Coarctation of aorta continues to be an important acyanotic heart disease . Now , early recognition and intervention is possible with the availability of sophisticated imaging and interventional modalities.
Our understanding of this entity , even though appears complete . . . it is not , especially the complexities of the collateral circulation and the associated malformation.Even in this 21 st century , unexpected circulatory compromise are reported in the postoperative phase from various vascular beds (Spinal, mesentric, limbs etc)
It is also surprising to note , much innocuous entities like ASDs ,VSDs have popular anatomical and functional classification.It is a rare excercise , for cardiology fellows to classify co-arctation of aorta .This , in spite of the fact, we have a meticulous classification suggested by Amato , way back in 1991 published in Annals of thoracic surgery .

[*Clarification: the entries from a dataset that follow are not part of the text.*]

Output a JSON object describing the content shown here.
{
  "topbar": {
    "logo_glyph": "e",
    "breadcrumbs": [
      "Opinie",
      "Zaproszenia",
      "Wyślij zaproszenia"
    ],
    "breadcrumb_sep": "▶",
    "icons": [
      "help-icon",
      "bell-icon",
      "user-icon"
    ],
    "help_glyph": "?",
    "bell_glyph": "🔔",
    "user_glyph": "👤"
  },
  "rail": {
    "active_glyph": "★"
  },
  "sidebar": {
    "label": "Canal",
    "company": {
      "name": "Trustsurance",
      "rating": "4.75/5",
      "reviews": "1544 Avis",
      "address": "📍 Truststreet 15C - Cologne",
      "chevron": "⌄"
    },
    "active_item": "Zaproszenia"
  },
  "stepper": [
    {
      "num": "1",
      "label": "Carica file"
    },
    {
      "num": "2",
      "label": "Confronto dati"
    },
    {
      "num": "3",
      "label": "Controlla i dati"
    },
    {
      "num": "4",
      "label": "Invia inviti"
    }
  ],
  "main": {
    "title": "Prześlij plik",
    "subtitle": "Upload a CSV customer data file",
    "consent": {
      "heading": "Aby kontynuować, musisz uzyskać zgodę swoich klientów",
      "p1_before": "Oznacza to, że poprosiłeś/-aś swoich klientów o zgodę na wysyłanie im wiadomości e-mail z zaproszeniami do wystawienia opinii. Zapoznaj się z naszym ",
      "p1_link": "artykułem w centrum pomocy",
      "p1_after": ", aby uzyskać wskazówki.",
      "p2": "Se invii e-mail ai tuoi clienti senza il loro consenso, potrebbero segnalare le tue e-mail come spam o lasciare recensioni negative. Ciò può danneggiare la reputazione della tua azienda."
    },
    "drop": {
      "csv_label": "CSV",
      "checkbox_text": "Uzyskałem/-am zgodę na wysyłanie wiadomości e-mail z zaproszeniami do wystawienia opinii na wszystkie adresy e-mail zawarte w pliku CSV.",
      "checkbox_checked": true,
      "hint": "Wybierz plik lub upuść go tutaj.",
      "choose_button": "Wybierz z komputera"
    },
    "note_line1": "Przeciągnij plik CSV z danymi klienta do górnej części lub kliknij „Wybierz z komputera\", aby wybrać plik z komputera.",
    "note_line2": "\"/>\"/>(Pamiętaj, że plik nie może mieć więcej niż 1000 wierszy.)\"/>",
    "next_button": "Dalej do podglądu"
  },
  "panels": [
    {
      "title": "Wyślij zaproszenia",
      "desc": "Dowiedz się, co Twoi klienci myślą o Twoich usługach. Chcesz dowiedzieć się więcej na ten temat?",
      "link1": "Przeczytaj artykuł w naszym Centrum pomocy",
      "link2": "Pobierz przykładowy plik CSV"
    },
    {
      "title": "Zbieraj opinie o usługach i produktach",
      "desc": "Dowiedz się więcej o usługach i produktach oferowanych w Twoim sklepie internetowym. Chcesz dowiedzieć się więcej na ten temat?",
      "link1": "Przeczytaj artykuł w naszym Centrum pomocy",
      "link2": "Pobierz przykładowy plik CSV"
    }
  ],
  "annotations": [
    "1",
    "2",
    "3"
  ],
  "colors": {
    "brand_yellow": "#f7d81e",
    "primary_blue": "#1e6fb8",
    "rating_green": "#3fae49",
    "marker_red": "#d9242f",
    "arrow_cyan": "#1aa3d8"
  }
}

Let us be aware of this . . . Click the link below for Amato’s classification
Type 1 Primary Aortic Coarctation
Type 2 Coarctation with Isthmus hypoplasia
Type 3 Coarctation with Tubular hypoplasia of distal arch
3A- With VSD
3B-With complex LV outflow lesions
* Ideally we need to include BCAV and status of ductus , suitability of aortic stenting in the classification.
Other old classifications
Infantile :which later became known as pre-ductal, and adult which later became known as post-ductal . These became obsolete , as we came to know all coarctation or juxta-ductal .(Very difficult to separate into pre or post ductal coarctation by simply looking at it , without knowing the hemodynamics )
1.Isolated coarctation 2.Co- arctation with VSD 3.Co arctation with complex heart anomalies.